For each directory argument, fdls lists the contents of the directory; for each file argument, fdls repeats its name and any other information requested.  By default, the output is sorted alphabetically.  When no argument is given, the current directory (see fdcwd(7)) is listed. When several arguments are given, the arguments are first sorted appropriately, but file arguments are processed before directories and their contents.

The options are:

−l List in long format, giving file type, owner, size in bytes, and time of last modification for each file.  (See below.) 

−t Sort by time modified (latest first) instead of by name. 

−s Give size in kilobytes of each file. 

−d If argument is a directory, list only its name; often used with −l to get the status of a directory. 

−r Reverse the order of sort to get reverse alphabetic or oldest first as appropriate. 

−f Force each argument to be interpreted as a directory and list the name found in each slot.  This option turns off −l, −t, −s, and −r; the order is the order in which entries appear in the directory. 

−F cause directories to be marked with a trailing ‘/’. 

−R recursively list subdirectories encountered. 

−1 force one entry per line output format; this is the default when output is not to a terminal. 

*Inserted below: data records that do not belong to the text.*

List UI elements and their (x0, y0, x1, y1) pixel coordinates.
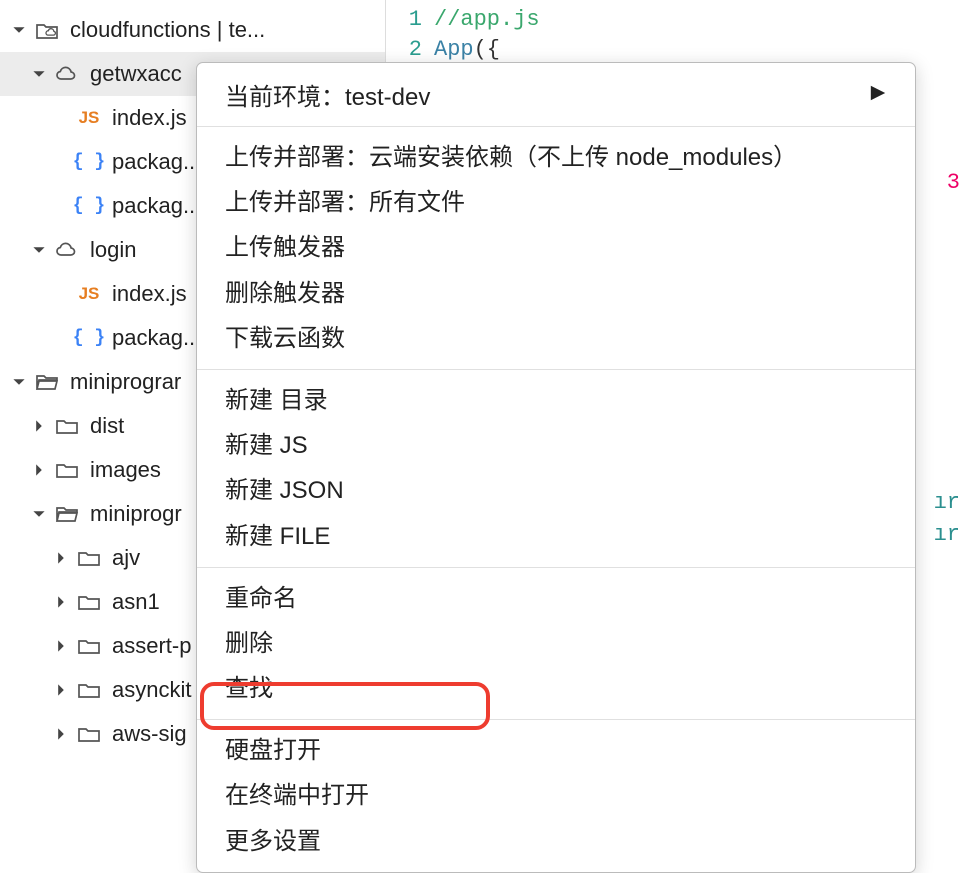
json-file-icon: { } (74, 196, 104, 216)
tree-label: miniprograr (70, 369, 181, 395)
chevron-right-icon (30, 463, 48, 477)
tree-label: asynckit (112, 677, 191, 703)
play-icon (869, 81, 887, 109)
chevron-down-icon (30, 507, 48, 521)
chevron-right-icon (52, 639, 70, 653)
menu-section-deploy: 上传并部署：云端安装依赖（不上传 node_modules） 上传并部署：所有文… (197, 127, 915, 370)
js-file-icon: JS (74, 284, 104, 304)
menu-item-delete[interactable]: 删除 (197, 621, 915, 666)
folder-icon (52, 460, 82, 480)
tree-label: index.js (112, 105, 187, 131)
menu-item-upload-deps[interactable]: 上传并部署：云端安装依赖（不上传 node_modules） (197, 135, 915, 180)
chevron-down-icon (30, 67, 48, 81)
folder-open-icon (52, 504, 82, 524)
menu-item-delete-trigger[interactable]: 删除触发器 (197, 271, 915, 316)
menu-section-edit: 重命名 删除 查找 (197, 568, 915, 721)
tree-label: index.js (112, 281, 187, 307)
menu-environment-header[interactable]: 当前环境：test-dev (197, 63, 915, 127)
tree-label: login (90, 237, 136, 263)
cloud-folder-icon (32, 20, 62, 40)
menu-item-new-file[interactable]: 新建 FILE (197, 514, 915, 559)
tree-item-cloudfunctions[interactable]: cloudfunctions | te... (0, 8, 385, 52)
json-file-icon: { } (74, 328, 104, 348)
folder-open-icon (32, 372, 62, 392)
tree-label: dist (90, 413, 124, 439)
stray-char: ır (934, 490, 960, 515)
code-line-1: 1 //app.js (386, 4, 964, 34)
menu-item-open-terminal[interactable]: 在终端中打开 (197, 773, 915, 818)
chevron-right-icon (52, 595, 70, 609)
menu-item-new-dir[interactable]: 新建 目录 (197, 378, 915, 423)
menu-item-upload-trigger[interactable]: 上传触发器 (197, 225, 915, 270)
menu-item-upload-all[interactable]: 上传并部署：所有文件 (197, 180, 915, 225)
menu-section-new: 新建 目录 新建 JS 新建 JSON 新建 FILE (197, 370, 915, 568)
menu-item-download-function[interactable]: 下载云函数 (197, 316, 915, 361)
tree-label: miniprogr (90, 501, 182, 527)
cloud-icon (52, 64, 82, 84)
code-text: App({ (434, 37, 500, 62)
tree-label: packag... (112, 193, 201, 219)
folder-icon (52, 416, 82, 436)
chevron-right-icon (52, 683, 70, 697)
folder-icon (74, 548, 104, 568)
chevron-down-icon (10, 375, 28, 389)
menu-item-find[interactable]: 查找 (197, 666, 915, 711)
menu-item-new-js[interactable]: 新建 JS (197, 423, 915, 468)
tree-label: packag... (112, 149, 201, 175)
js-file-icon: JS (74, 108, 104, 128)
tree-label: images (90, 457, 161, 483)
menu-item-new-json[interactable]: 新建 JSON (197, 468, 915, 513)
tree-label: asn1 (112, 589, 160, 615)
stray-char: 3 (947, 170, 960, 195)
code-comment: //app.js (434, 7, 540, 32)
chevron-down-icon (10, 23, 28, 37)
line-number: 2 (386, 37, 434, 62)
stray-char: ır (934, 522, 960, 547)
menu-item-rename[interactable]: 重命名 (197, 576, 915, 621)
json-file-icon: { } (74, 152, 104, 172)
tree-label: getwxacc (90, 61, 182, 87)
folder-icon (74, 724, 104, 744)
menu-item-open-disk[interactable]: 硬盘打开 (197, 728, 915, 773)
line-number: 1 (386, 7, 434, 32)
tree-label: packag... (112, 325, 201, 351)
menu-environment-label: 当前环境：test-dev (225, 77, 430, 112)
tree-label: aws-sig (112, 721, 187, 747)
tree-label: assert-p (112, 633, 191, 659)
chevron-right-icon (52, 727, 70, 741)
tree-label: ajv (112, 545, 140, 571)
chevron-right-icon (30, 419, 48, 433)
cloud-icon (52, 240, 82, 260)
folder-icon (74, 680, 104, 700)
context-menu: 当前环境：test-dev 上传并部署：云端安装依赖（不上传 node_modu… (196, 62, 916, 873)
menu-section-open: 硬盘打开 在终端中打开 更多设置 (197, 720, 915, 872)
menu-item-more-settings[interactable]: 更多设置 (197, 819, 915, 864)
folder-icon (74, 636, 104, 656)
folder-icon (74, 592, 104, 612)
chevron-down-icon (30, 243, 48, 257)
chevron-right-icon (52, 551, 70, 565)
code-line-2: 2 App({ (386, 34, 964, 64)
tree-label: cloudfunctions | te... (70, 17, 265, 43)
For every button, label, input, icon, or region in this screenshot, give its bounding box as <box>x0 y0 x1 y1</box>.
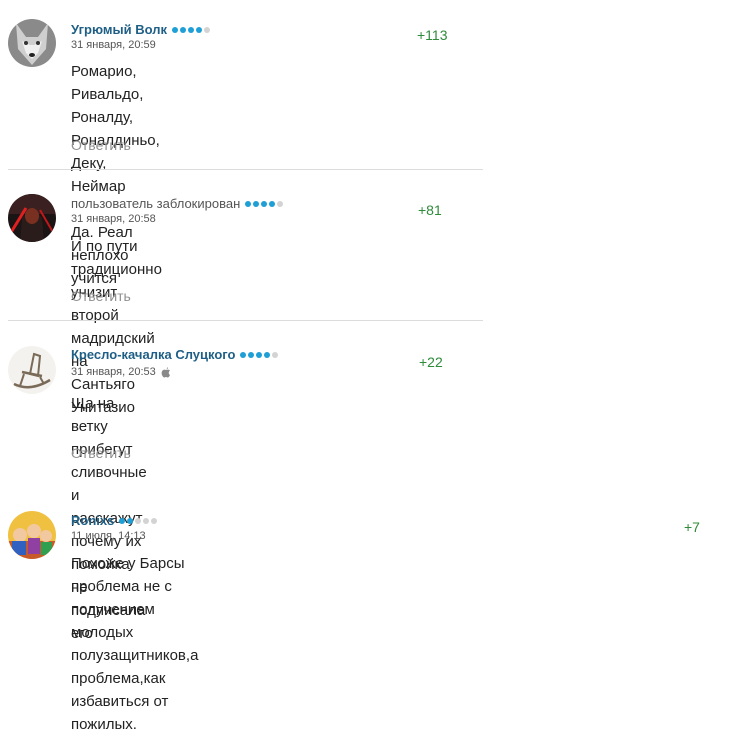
comment-date: 31 января, 20:53 <box>71 366 171 378</box>
rating-dot <box>143 517 150 524</box>
rating-dot <box>151 517 158 524</box>
rating-dot <box>119 517 126 524</box>
rating-dot <box>256 351 263 358</box>
author-name[interactable]: Ronixs <box>71 513 114 528</box>
rating-dot <box>203 26 210 33</box>
rating-dot <box>179 26 186 33</box>
rating-dot <box>245 200 252 207</box>
rating-dot <box>171 26 178 33</box>
avatar[interactable] <box>8 346 56 394</box>
author-name[interactable]: Угрюмый Волк <box>71 22 167 37</box>
avatar[interactable] <box>8 511 56 559</box>
comment-score[interactable]: +113 <box>417 27 448 43</box>
date-text: 31 января, 20:58 <box>71 213 156 225</box>
comment-score[interactable]: +7 <box>684 519 700 535</box>
author-name[interactable]: Кресло-качалка Слуцкого <box>71 347 235 362</box>
user-rating <box>245 200 284 207</box>
date-text: 31 января, 20:59 <box>71 39 156 51</box>
rating-dot <box>248 351 255 358</box>
comment-date: 31 января, 20:59 <box>71 39 156 51</box>
comment-author[interactable]: пользователь заблокирован <box>71 196 284 211</box>
date-text: 11 июля, 14:13 <box>71 530 146 542</box>
divider <box>8 169 483 170</box>
reply-button[interactable]: Ответить <box>71 288 131 304</box>
avatar[interactable] <box>8 194 56 242</box>
rating-dot <box>269 200 276 207</box>
rating-dot <box>187 26 194 33</box>
rating-dot <box>277 200 284 207</box>
comment-author[interactable]: Кресло-качалка Слуцкого <box>71 347 279 362</box>
comment-text: Похоже у Барсы проблема не с получением … <box>71 555 199 733</box>
comment-score[interactable]: +22 <box>419 354 443 370</box>
comment-author[interactable]: Ronixs <box>71 513 158 528</box>
comment-score[interactable]: +81 <box>418 202 442 218</box>
rating-dot <box>240 351 247 358</box>
reply-button[interactable]: Ответить <box>71 445 131 461</box>
rating-dot <box>253 200 260 207</box>
rating-dot <box>261 200 268 207</box>
user-rating <box>119 517 158 524</box>
comment-date: 11 июля, 14:13 <box>71 530 146 542</box>
avatar[interactable] <box>8 19 56 67</box>
rating-dot <box>272 351 279 358</box>
rating-dot <box>135 517 142 524</box>
user-rating <box>171 26 210 33</box>
apple-icon <box>161 366 170 377</box>
comment-author[interactable]: Угрюмый Волк <box>71 22 210 37</box>
author-name[interactable]: пользователь заблокирован <box>71 196 240 211</box>
divider <box>8 320 483 321</box>
date-text: 31 января, 20:53 <box>71 366 156 378</box>
reply-button[interactable]: Ответить <box>71 137 131 153</box>
comment-date: 31 января, 20:58 <box>71 213 156 225</box>
user-rating <box>240 351 279 358</box>
rating-dot <box>127 517 134 524</box>
rating-dot <box>264 351 271 358</box>
rating-dot <box>195 26 202 33</box>
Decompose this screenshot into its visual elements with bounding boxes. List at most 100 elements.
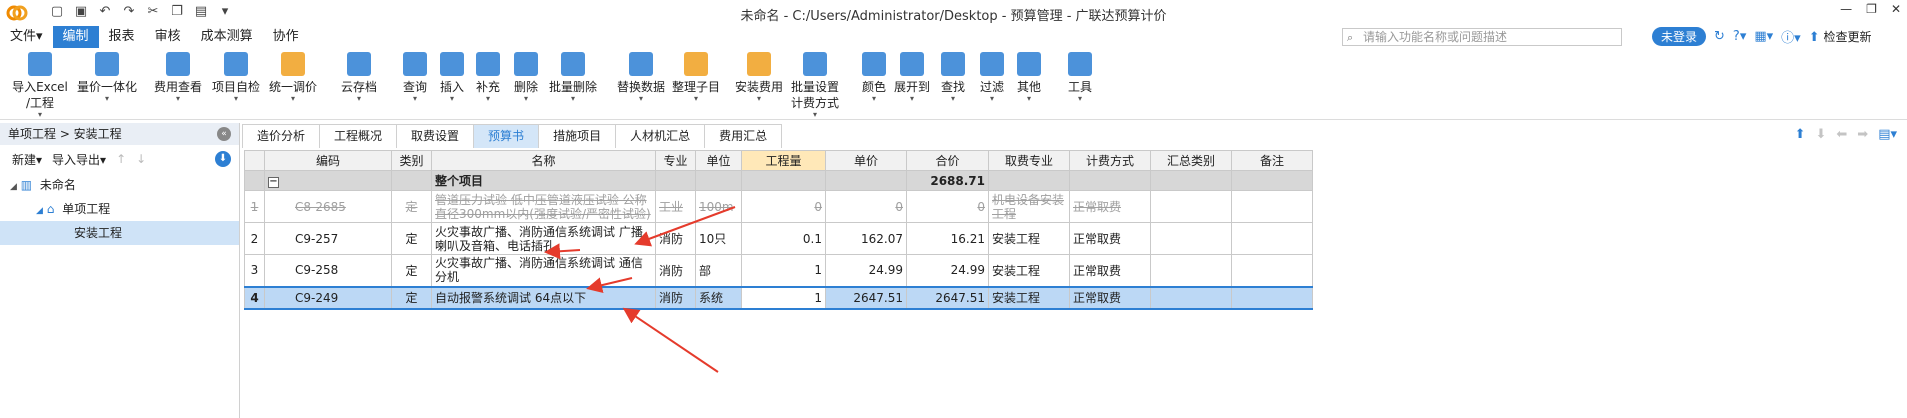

−C force multi-column output; this is the default when output is to a terminal. 

−q force printing of non-graphic characters in file names as the character ‘?’; this is the default when output is to a terminal. 

−o Sort by file position within the fast-disk filesystem rather than alphabetically.  The display will include a pair of numbers separated by a hyphen (−); these numbers represent the first and last filesystem blocks occupied by the file.  One block is 4 kilobytes. 

The long listing (given by −l) includes the file-type (− for plain files, d for directories), the owner of the file, the file size in bytes, the creation date, and the name of the file.  When the sizes of the files in a directory are listed, a total count of kilobytes is also printed. 

FILES

/etc/passwd to get user IDs for ‘fdls −l’. 

SEE ALSO

libfd(3H), fd(5), fdmount(5), fdck(8), fdmkfs(8)

BUGS

Newline and tab are considered printing characters in file names. 

The output device is assumed to be 80 columns wide.